A partire dall’anno in corso la pubblicazione dei dati dell’Osservatorio avviene trimestralmente.
La sintesi aggiornata evidenzia, per natura giuridica, che il 71,3% delle nuove aperture di partita Iva è attribuibile a persone fisiche, il 23,6% a società di capitali, il 4% a società di persone. Circa l’1% del totale, inoltre, riguarda i “non residenti” e le “altre forme giuridiche”.
Rispetto allo stesso periodo del 2017, si registra un lieve incremento di nuove attività attribuibili alle persone fisiche (+3,6%) e alle società di capitali (+1,3%), mentre prosegue il trend decrescente delle società di persone (-8,2 per cento).

I Dati

Riguardo alla ripartizione territoriale, è sempre il Nord a fare da padrona con il 41,1% delle nuove aperture. Segue il Centro con il 22,3% e il Sud e le Isole con il 36,3 per cento.
I più consistenti incrementi di avviamenti sono avvenuti in Calabria (+12%), Basilicata (+10,6%) e Sardegna (+10,2%), mentre le diminuzioni si registrano nelle Marche (-5,3%), nella provincia autonoma di Bolzano (-3,6%) e in Liguria (-1,7 per cento).

La suddivisione per settore produttivo, come di consueto, vede in testa alla classifica il commercio con il maggior numero di avviamenti di partite Iva (19,8% del totale), seguito dalle attività professionali (circa il 15%) e dall’agricoltura (12,9 per cento). Rispetto allo stesso periodo del 2017, tra i settori principali si osservano i maggiori aumenti di aperture nell’ agricoltura (+14%), nei servizi d’informazione (+9,1%) e nell’istruzione (+8,5%). Segno meno, invece per le attività finanziarie (-6,5%), l’alloggio e la ristorazione (-4%) e le attività artistiche (-2,8 per cento).
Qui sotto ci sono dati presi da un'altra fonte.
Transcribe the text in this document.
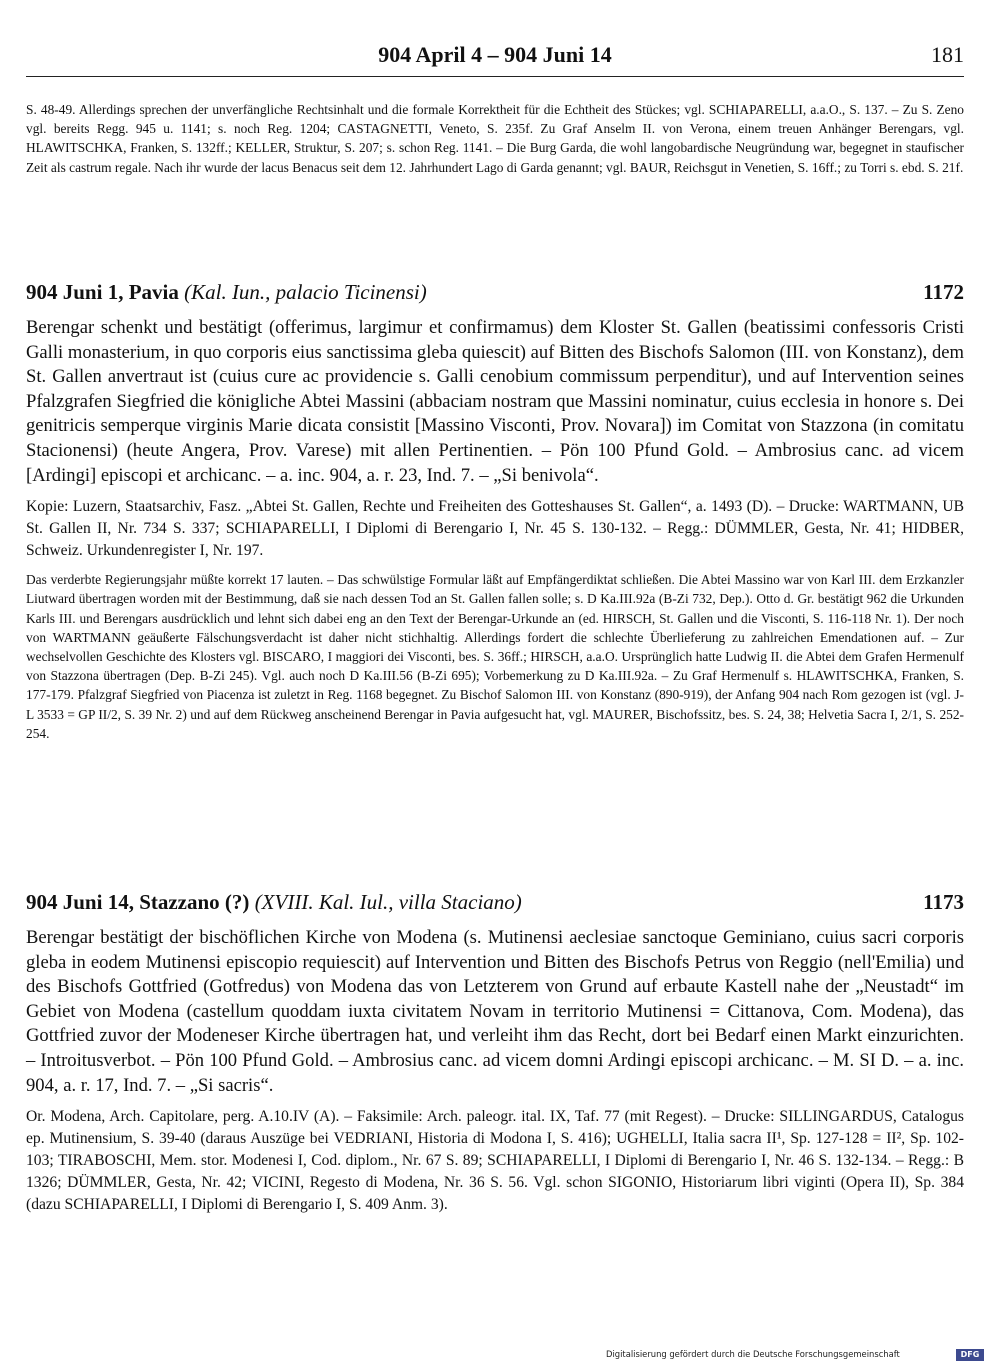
904 April 4 – 904 Juni 14	181

S. 48-49. Allerdings sprechen der unverfängliche Rechtsinhalt und die formale Korrektheit für die Echtheit des Stückes; vgl. SCHIAPARELLI, a.a.O., S. 137. – Zu S. Zeno vgl. bereits Regg. 945 u. 1141; s. noch Reg. 1204; CASTAGNETTI, Veneto, S. 235f. Zu Graf Anselm II. von Verona, einem treuen Anhänger Berengars, vgl. HLAWITSCHKA, Franken, S. 132ff.; KELLER, Struktur, S. 207; s. schon Reg. 1141. – Die Burg Garda, die wohl langobardische Neugründung war, begegnet in staufischer Zeit als castrum regale. Nach ihr wurde der lacus Benacus seit dem 12. Jahrhundert Lago di Garda genannt; vgl. BAUR, Reichsgut in Venetien, S. 16ff.; zu Torri s. ebd. S. 21f.

904 Juni 1, Pavia (Kal. Iun., palacio Ticinensi)	1172

Berengar schenkt und bestätigt (offerimus, largimur et confirmamus) dem Kloster St. Gallen (beatissimi confessoris Cristi Galli monasterium, in quo corporis eius sanctissima gleba quiescit) auf Bitten des Bischofs Salomon (III. von Konstanz), dem St. Gallen anvertraut ist (cuius cure ac providencie s. Galli cenobium commissum perpenditur), und auf Intervention seines Pfalzgrafen Siegfried die königliche Abtei Massini (abbaciam nostram que Massini nominatur, cuius ecclesia in honore s. Dei genitricis semperque virginis Marie dicata consistit [Massino Visconti, Prov. Novara]) im Comitat von Stazzona (in comitatu Stacionensi) (heute Angera, Prov. Varese) mit allen Pertinentien. – Pön 100 Pfund Gold. – Ambrosius canc. ad vicem [Ardingi] episcopi et archicanc. – a. inc. 904, a. r. 23, Ind. 7. – „Si benivola“.

Kopie: Luzern, Staatsarchiv, Fasz. „Abtei St. Gallen, Rechte und Freiheiten des Gotteshauses St. Gallen“, a. 1493 (D). – Drucke: WARTMANN, UB St. Gallen II, Nr. 734 S. 337; SCHIAPARELLI, I Diplomi di Berengario I, Nr. 45 S. 130-132. – Regg.: DÜMMLER, Gesta, Nr. 41; HIDBER, Schweiz. Urkundenregister I, Nr. 197.

Das verderbte Regierungsjahr müßte korrekt 17 lauten. – Das schwülstige Formular läßt auf Empfängerdiktat schließen. Die Abtei Massino war von Karl III. dem Erzkanzler Liutward übertragen worden mit der Bestimmung, daß sie nach dessen Tod an St. Gallen fallen solle; s. D Ka.III.92a (B-Zi 732, Dep.). Otto d. Gr. bestätigt 962 die Urkunden Karls III. und Berengars ausdrücklich und lehnt sich dabei eng an den Text der Berengar-Urkunde an (ed. HIRSCH, St. Gallen und die Visconti, S. 116-118 Nr. 1). Der noch von WARTMANN geäußerte Fälschungsverdacht ist daher nicht stichhaltig. Allerdings fordert die schlechte Überlieferung zu zahlreichen Emendationen auf. – Zur wechselvollen Geschichte des Klosters vgl. BISCARO, I maggiori dei Visconti, bes. S. 36ff.; HIRSCH, a.a.O. Ursprünglich hatte Ludwig II. die Abtei dem Grafen Hermenulf von Stazzona übertragen (Dep. B-Zi 245). Vgl. auch noch D Ka.III.56 (B-Zi 695); Vorbemerkung zu D Ka.III.92a. – Zu Graf Hermenulf s. HLAWITSCHKA, Franken, S. 177-179. Pfalzgraf Siegfried von Piacenza ist zuletzt in Reg. 1168 begegnet. Zu Bischof Salomon III. von Konstanz (890-919), der Anfang 904 nach Rom gezogen ist (vgl. J-L 3533 = GP II/2, S. 39 Nr. 2) und auf dem Rückweg anscheinend Berengar in Pavia aufgesucht hat, vgl. MAURER, Bischofssitz, bes. S. 24, 38; Helvetia Sacra I, 2/1, S. 252-254.

904 Juni 14, Stazzano (?) (XVIII. Kal. Iul., villa Staciano)	1173

Berengar bestätigt der bischöflichen Kirche von Modena (s. Mutinensi aeclesiae sanctoque Geminiano, cuius sacri corporis gleba in eodem Mutinensi episcopio requiescit) auf Intervention und Bitten des Bischofs Petrus von Reggio (nell'Emilia) und des Bischofs Gottfried (Gotfredus) von Modena das von Letzterem von Grund auf erbaute Kastell nahe der „Neustadt“ im Gebiet von Modena (castellum quoddam iuxta civitatem Novam in territorio Mutinensi = Cittanova, Com. Modena), das Gottfried zuvor der Modeneser Kirche übertragen hat, und verleiht ihm das Recht, dort bei Bedarf einen Markt einzurichten. – Introitusverbot. – Pön 100 Pfund Gold. – Ambrosius canc. ad vicem domni Ardingi episcopi archicanc. – M. SI D. – a. inc. 904, a. r. 17, Ind. 7. – „Si sacris“.

Or. Modena, Arch. Capitolare, perg. A.10.IV (A). – Faksimile: Arch. paleogr. ital. IX, Taf. 77 (mit Regest). – Drucke: SILLINGARDUS, Catalogus ep. Mutinensium, S. 39-40 (daraus Auszüge bei VEDRIANI, Historia di Modona I, S. 416); UGHELLI, Italia sacra II¹, Sp. 127-128 = II², Sp. 102-103; TIRABOSCHI, Mem. stor. Modenesi I, Cod. diplom., Nr. 67 S. 89; SCHIAPARELLI, I Diplomi di Berengario I, Nr. 46 S. 132-134. – Regg.: B 1326; DÜMMLER, Gesta, Nr. 42; VICINI, Regesto di Modena, Nr. 36 S. 56. Vgl. schon SIGONIO, Historiarum libri viginti (Opera II), Sp. 384 (dazu SCHIAPARELLI, I Diplomi di Berengario I, S. 409 Anm. 3).

Digitalisierung gefördert durch die Deutsche Forschungsgemeinschaft	DFG
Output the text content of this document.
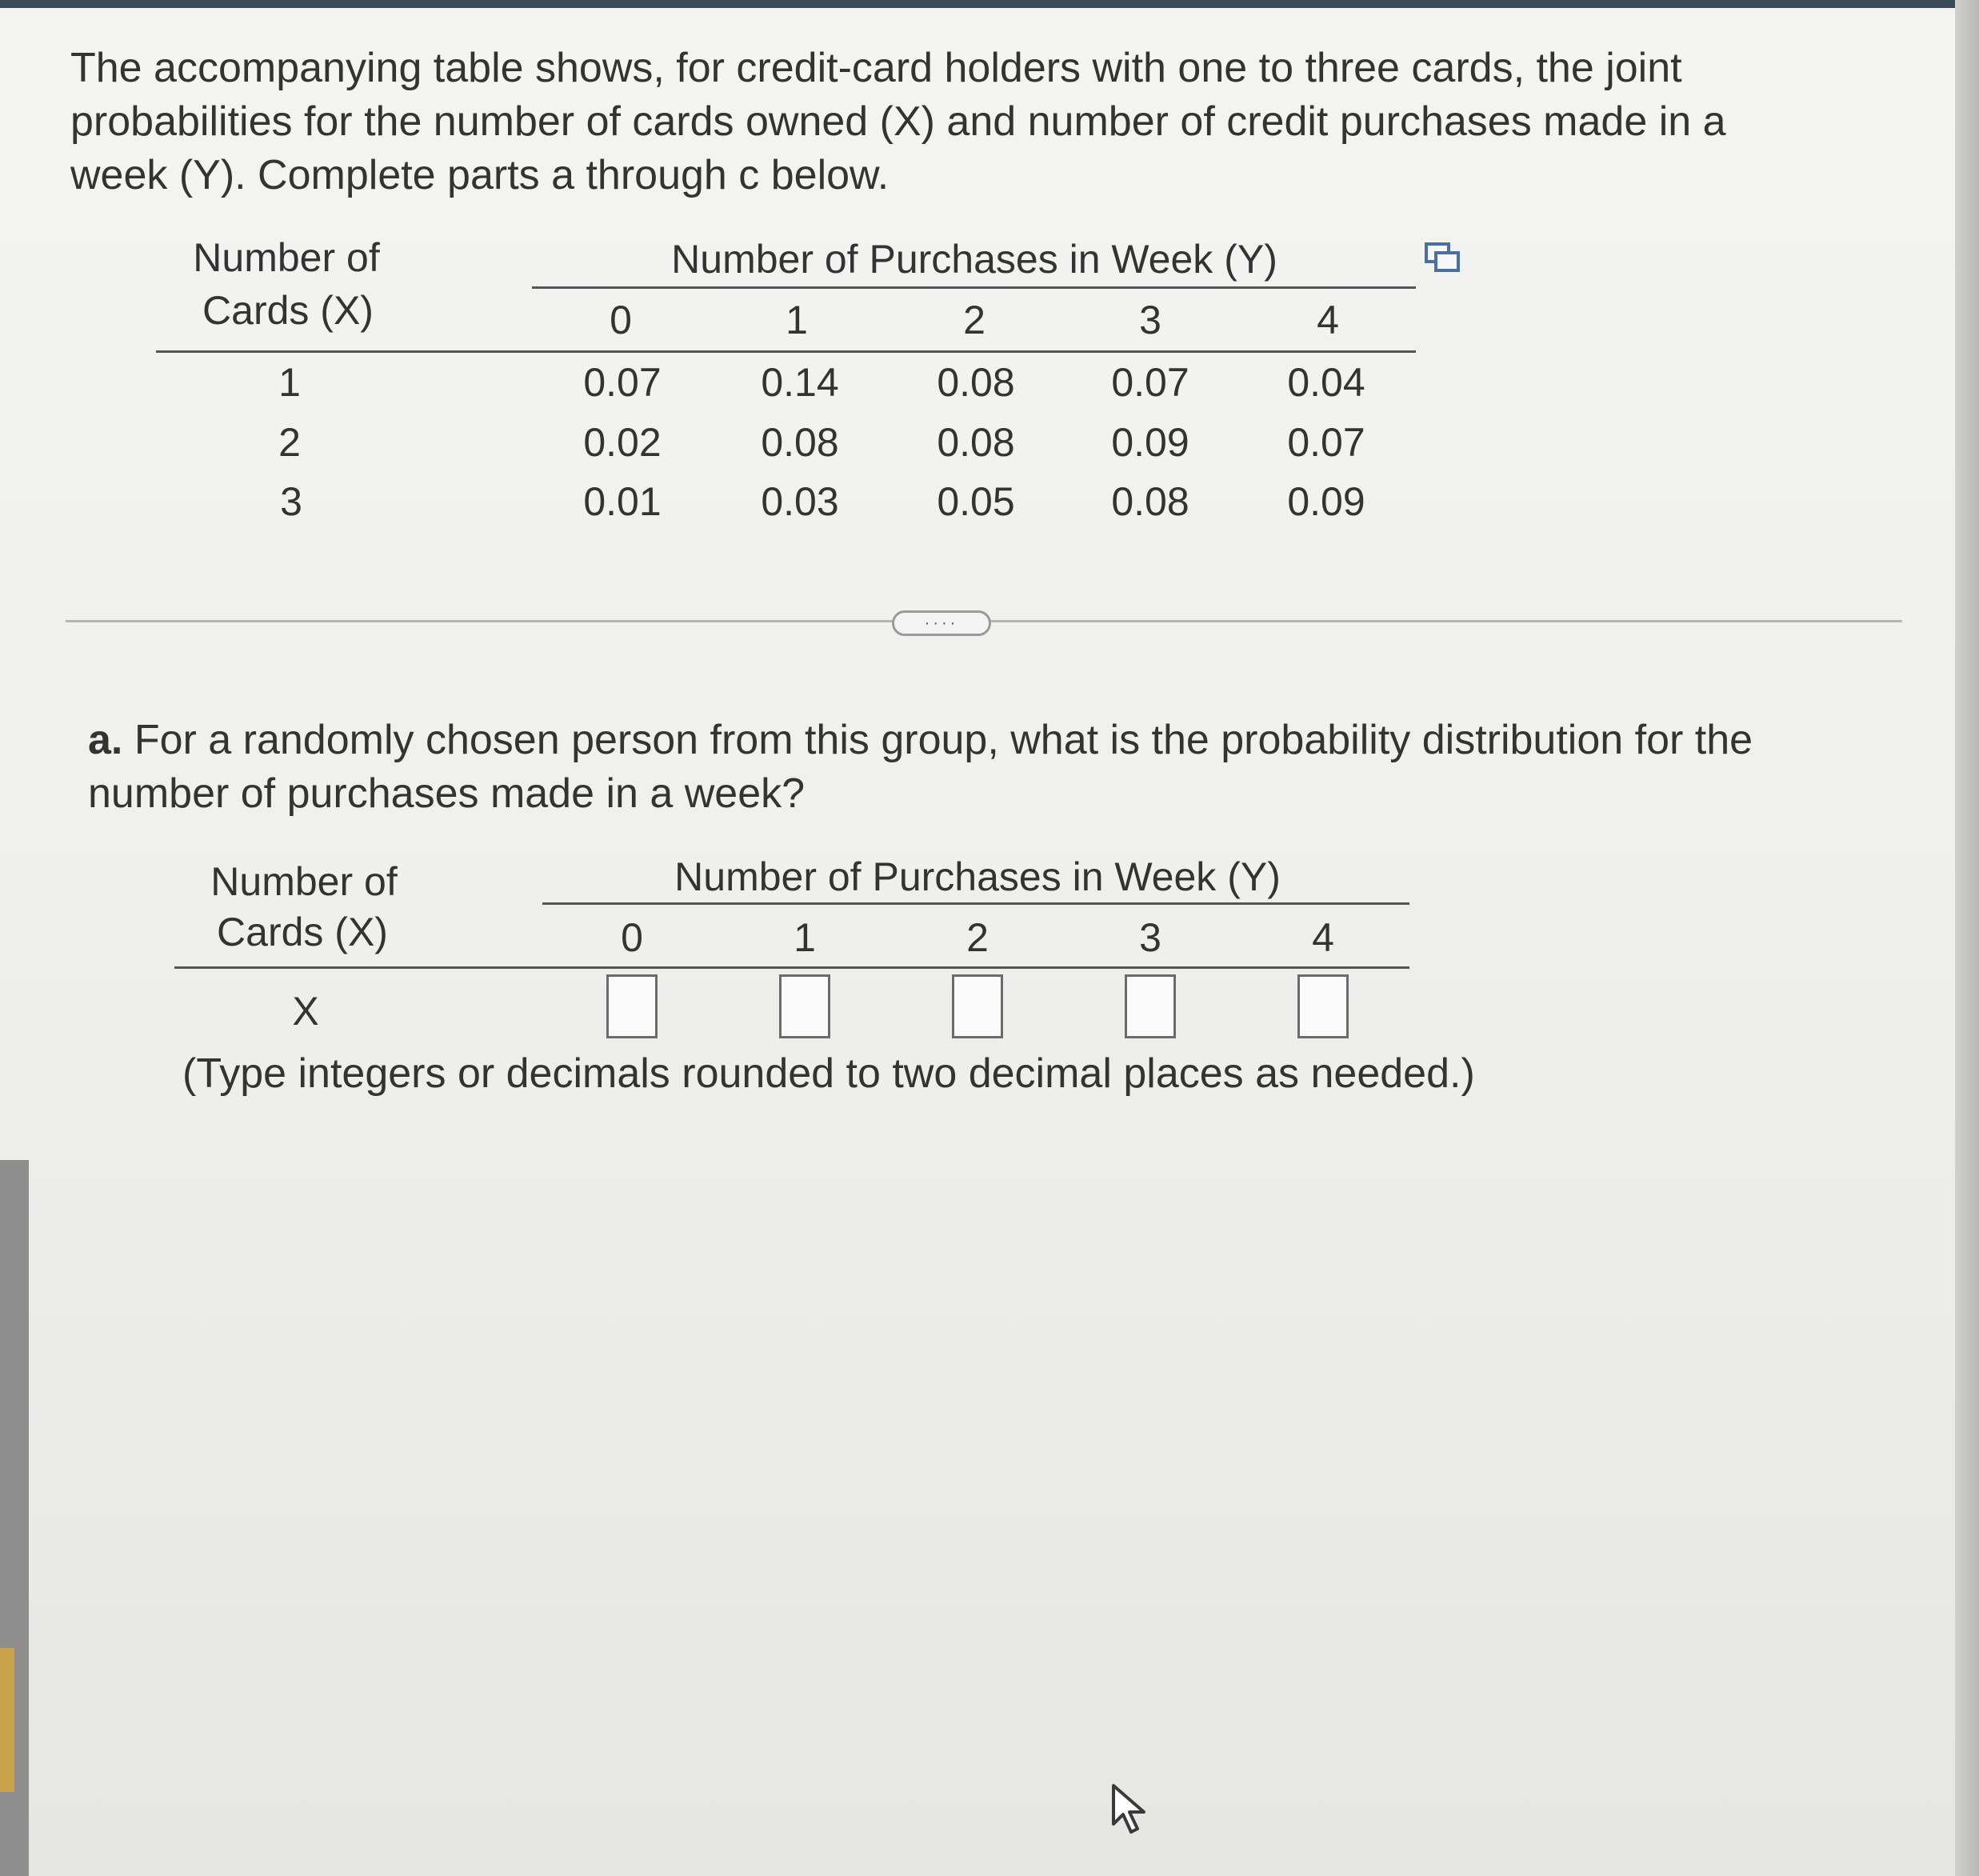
The accompanying table shows, for credit-card holders with one to three cards, the joint probabilities for the number of cards owned (X) and number of credit purchases made in a week (Y). Complete parts a through c below.
Number of
Cards (X)
Number of Purchases in Week (Y)
0	1	2	3	4
1	0.07 0.14 0.08 0.07 0.04
2	0.02 0.08 0.08 0.09 0.07
3	0.01 0.03 0.05 0.08 0.09
····
a. For a randomly chosen person from this group, what is the probability distribution for the number of purchases made in a week?
Number of
Cards (X)
Number of Purchases in Week (Y)
0	1	2	3	4
X
(Type integers or decimals rounded to two decimal places as needed.)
Relativamente alle persone fisiche, la ripartizione mostra un leggero calo della quota maschile, ora pari al 61,7% del totale. Il 46,1% delle nuove aperture è stato avviato da giovani fino a 35 anni ed il 32,7% da soggetti appartenenti alla fascia dai 36 ai 50 anni. Rispetto al corrispondente periodo dello scorso anno, tutte le classi di età registrano incrementi di aperture: il più consistente è il 14,6% della classe più anziana.

I soggetti che hanno aderito al regime agevolato forfetario risultano 48.696, pari al 37,3% del totale delle nuove aperture, con un +4,9% rispetto allo stesso periodo dell’anno precedente.